Dropout works by randomly excluding some neurons during the training of a neural net, leading to a more robust network with better generalization.
Well, couldn’t we try something similar but instead of dropping neurons, we’d be zeroing out some of the weights and so basically dropping the connection between some of the neurons?
Something like this:
In other words, a random set of elements of the weight matrix would be initially set to zero (unlike dropout though, only before the first epoch. The rest of the training & validation would remain the same).
From there, we’d have two options:
- Train the network as usual, effectively allowing it to change the weights initially set to zero if there is performance to be gained from doing so.
- Don’t update such weights (by zeroing out their gradient as well), deeming them non-trainable parameters.
Tabular datasets are where I believe this method would excel at for a number of reasons:
- When dealing with structured datasets, it is often the interaction between only a few of the features that matters. In that regards, this method could be very helpful in that it would aid the neural net in exploring the relation between the dependent variable and only a subset of the features.

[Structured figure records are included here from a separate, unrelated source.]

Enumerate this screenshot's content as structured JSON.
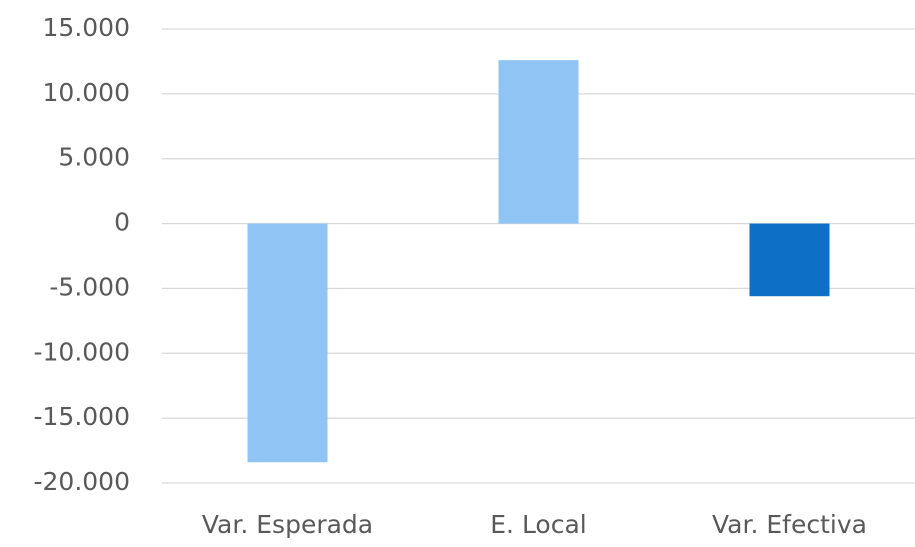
{
  "chart_data": {
    "type": "bar",
    "categories": [
      "Var. Esperada",
      "E. Local",
      "Var. Efectiva"
    ],
    "values": [
      -18400,
      12600,
      -5600
    ],
    "colors": [
      "#90c4f5",
      "#90c4f5",
      "#0e6fc7"
    ],
    "ylim": [
      -20000,
      15000
    ],
    "yticks": [
      {
        "value": -20000,
        "label": "-20.000"
      },
      {
        "value": -15000,
        "label": "-15.000"
      },
      {
        "value": -10000,
        "label": "-10.000"
      },
      {
        "value": -5000,
        "label": "-5.000"
      },
      0,
      {
        "value": 5000,
        "label": "5.000"
      },
      {
        "value": 10000,
        "label": "10.000"
      },
      {
        "value": 15000,
        "label": "15.000"
      }
    ],
    "grid": true
  }
}
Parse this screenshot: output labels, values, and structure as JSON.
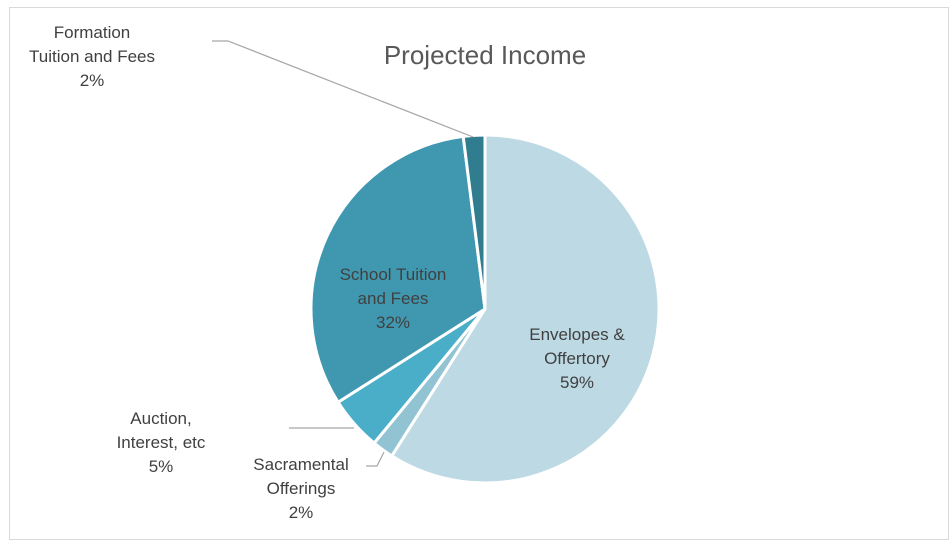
{
  "chart_data": {
    "type": "pie",
    "title": "Projected Income",
    "slices": [
      {
        "name": "Envelopes & Offertory",
        "label_lines": [
          "Envelopes &",
          "Offertory"
        ],
        "value": 59,
        "value_label": "59%",
        "color": "#bdd9e4"
      },
      {
        "name": "Sacramental Offerings",
        "label_lines": [
          "Sacramental",
          "Offerings"
        ],
        "value": 2,
        "value_label": "2%",
        "color": "#92c3d3"
      },
      {
        "name": "Auction, Interest, etc",
        "label_lines": [
          "Auction,",
          "Interest, etc"
        ],
        "value": 5,
        "value_label": "5%",
        "color": "#4aaec8"
      },
      {
        "name": "School Tuition and Fees",
        "label_lines": [
          "School Tuition",
          "and Fees"
        ],
        "value": 32,
        "value_label": "32%",
        "color": "#4098b0"
      },
      {
        "name": "Formation Tuition and Fees",
        "label_lines": [
          "Formation",
          "Tuition and Fees"
        ],
        "value": 2,
        "value_label": "2%",
        "color": "#2f7d8f"
      }
    ],
    "start_angle_deg": 0,
    "direction": "clockwise",
    "legend": "none",
    "data_labels": "category name and percentage"
  }
}
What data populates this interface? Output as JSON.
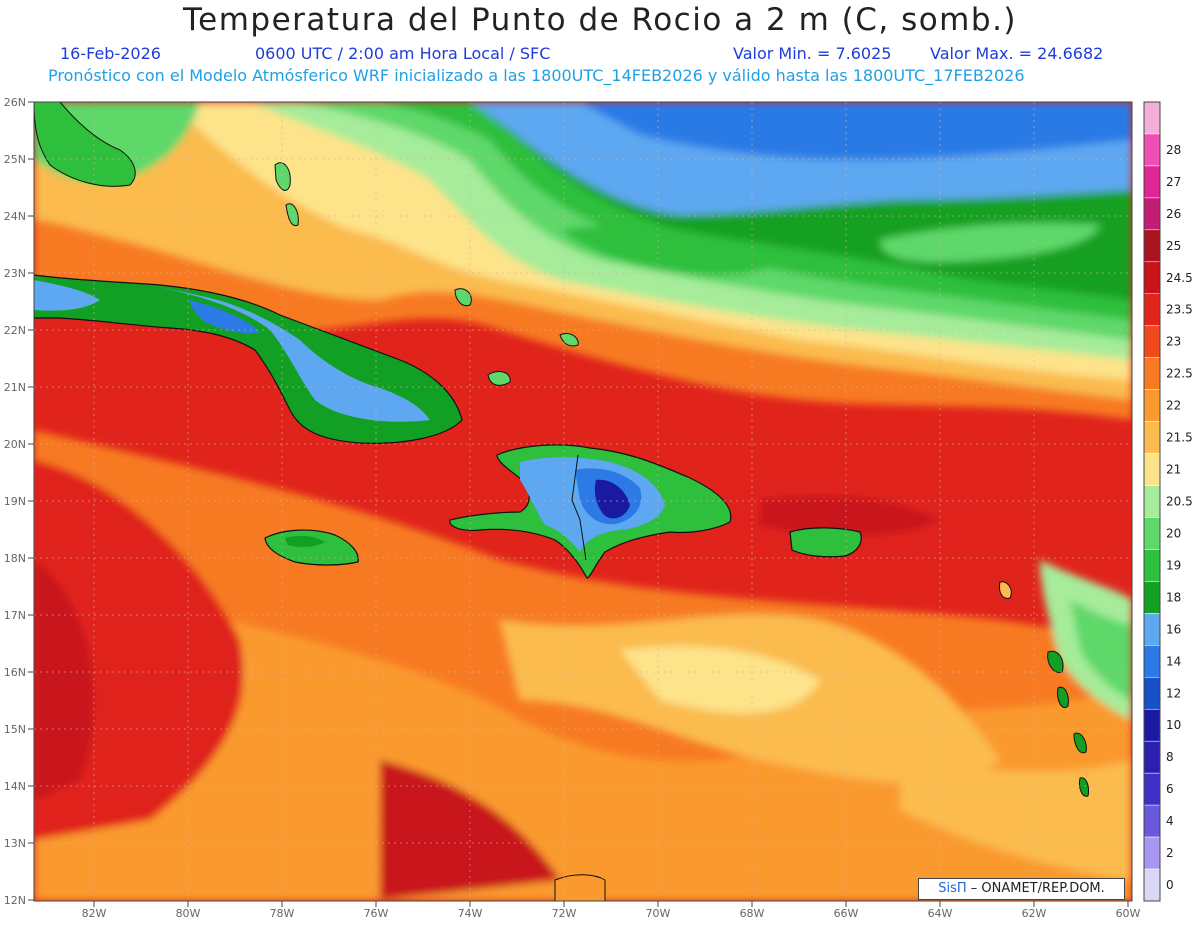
{
  "title": "Temperatura del Punto de Rocio a 2 m (C, somb.)",
  "subtitle": {
    "date": "16-Feb-2026",
    "time": "0600 UTC / 2:00 am Hora Local / SFC",
    "min": "Valor Min. = 7.6025",
    "max": "Valor Max. = 24.6682"
  },
  "model_line": "Pronóstico con el Modelo Atmósferico WRF inicializado a las 1800UTC_14FEB2026 y válido hasta las  1800UTC_17FEB2026",
  "credit": {
    "logo": "SisΠ",
    "text": "– ONAMET/REP.DOM."
  },
  "lat_labels": [
    "26N",
    "25N",
    "24N",
    "23N",
    "22N",
    "21N",
    "20N",
    "19N",
    "18N",
    "17N",
    "16N",
    "15N",
    "14N",
    "13N",
    "12N"
  ],
  "lon_labels": [
    "82W",
    "80W",
    "78W",
    "76W",
    "74W",
    "72W",
    "70W",
    "68W",
    "66W",
    "64W",
    "62W",
    "60W"
  ],
  "colorbar": [
    {
      "label": "",
      "color": "#f4b0d8"
    },
    {
      "label": "28",
      "color": "#ee4fb4"
    },
    {
      "label": "27",
      "color": "#e02595"
    },
    {
      "label": "26",
      "color": "#c41d76"
    },
    {
      "label": "25",
      "color": "#a8141e"
    },
    {
      "label": "24.5",
      "color": "#c8141a"
    },
    {
      "label": "23.5",
      "color": "#e0241c"
    },
    {
      "label": "23",
      "color": "#f04a1e"
    },
    {
      "label": "22.5",
      "color": "#f77a22"
    },
    {
      "label": "22",
      "color": "#fa9a2e"
    },
    {
      "label": "21.5",
      "color": "#fbbb4e"
    },
    {
      "label": "21",
      "color": "#fde38a"
    },
    {
      "label": "20.5",
      "color": "#a6ec9a"
    },
    {
      "label": "20",
      "color": "#5fd86a"
    },
    {
      "label": "19",
      "color": "#2ebf3c"
    },
    {
      "label": "18",
      "color": "#12a024"
    },
    {
      "label": "16",
      "color": "#5da8f0"
    },
    {
      "label": "14",
      "color": "#2b7ae6"
    },
    {
      "label": "12",
      "color": "#1850c8"
    },
    {
      "label": "10",
      "color": "#1a1aa0"
    },
    {
      "label": "8",
      "color": "#2c1fb0"
    },
    {
      "label": "6",
      "color": "#4030c8"
    },
    {
      "label": "4",
      "color": "#6a58dd"
    },
    {
      "label": "2",
      "color": "#a896f0"
    },
    {
      "label": "0",
      "color": "#d8d8f4"
    }
  ],
  "colors": {
    "dark_red": "#c8141a",
    "red": "#e0241c",
    "orange_red": "#f04a1e",
    "orange": "#f77a22",
    "light_orange": "#fa9a2e",
    "peach": "#fbbb4e",
    "yellow": "#fde38a",
    "pale_green": "#a6ec9a",
    "green": "#5fd86a",
    "mid_green": "#2ebf3c",
    "dark_green": "#12a024",
    "light_blue": "#5da8f0",
    "blue": "#2b7ae6",
    "navy": "#1a1aa0"
  }
}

- There might be different ways to get to the dependent variable, with each one giving a slightly different answer (high variance). For instance, maybe the interaction between features 1 and 2 is very predictive of the y-value and so is the interaction between features 3, 4, and 5. Setting the weights to zero initially would enable the model to make different (accurate) predictions using various features, essentially behaving like an ensemble model (I believe this is what dropout tries to achieve as well).
- Weights that are zero are most probably going to remain close to zero (especially if there’s L1 or L2 regularization), resulting in a less complex model.
Like any other algorithm, there are obviously drawbacks as well:
- If it’s a very complex dataset, the model might not be able to realize its full potential (the other end of the first benefit)
- Proper weight initialization and setting a big chunk of the weights to the same value will mess up the mean, STD, etc.
- Probably lot more I haven’t thought of yet.
I tried implementing this in Colab (there’s a lot of cleaning and refactoring needed) and it actually worked surprisingly well: On the blue book for bulldozers dataset, I was able to achieve and RMSE of less than 0.220, better than what I could get with an ensemble of an RF, Extra Trees, XGBoost, and fastai’s tabular model. I’ll try this on other datasets as well and hopefully I’ll see the same improvement!
P.S: I’d very much appreciate it if some of the more knowledgeable users would share any of their ideas, thoughts, or opinions about my code or the technique I proposed.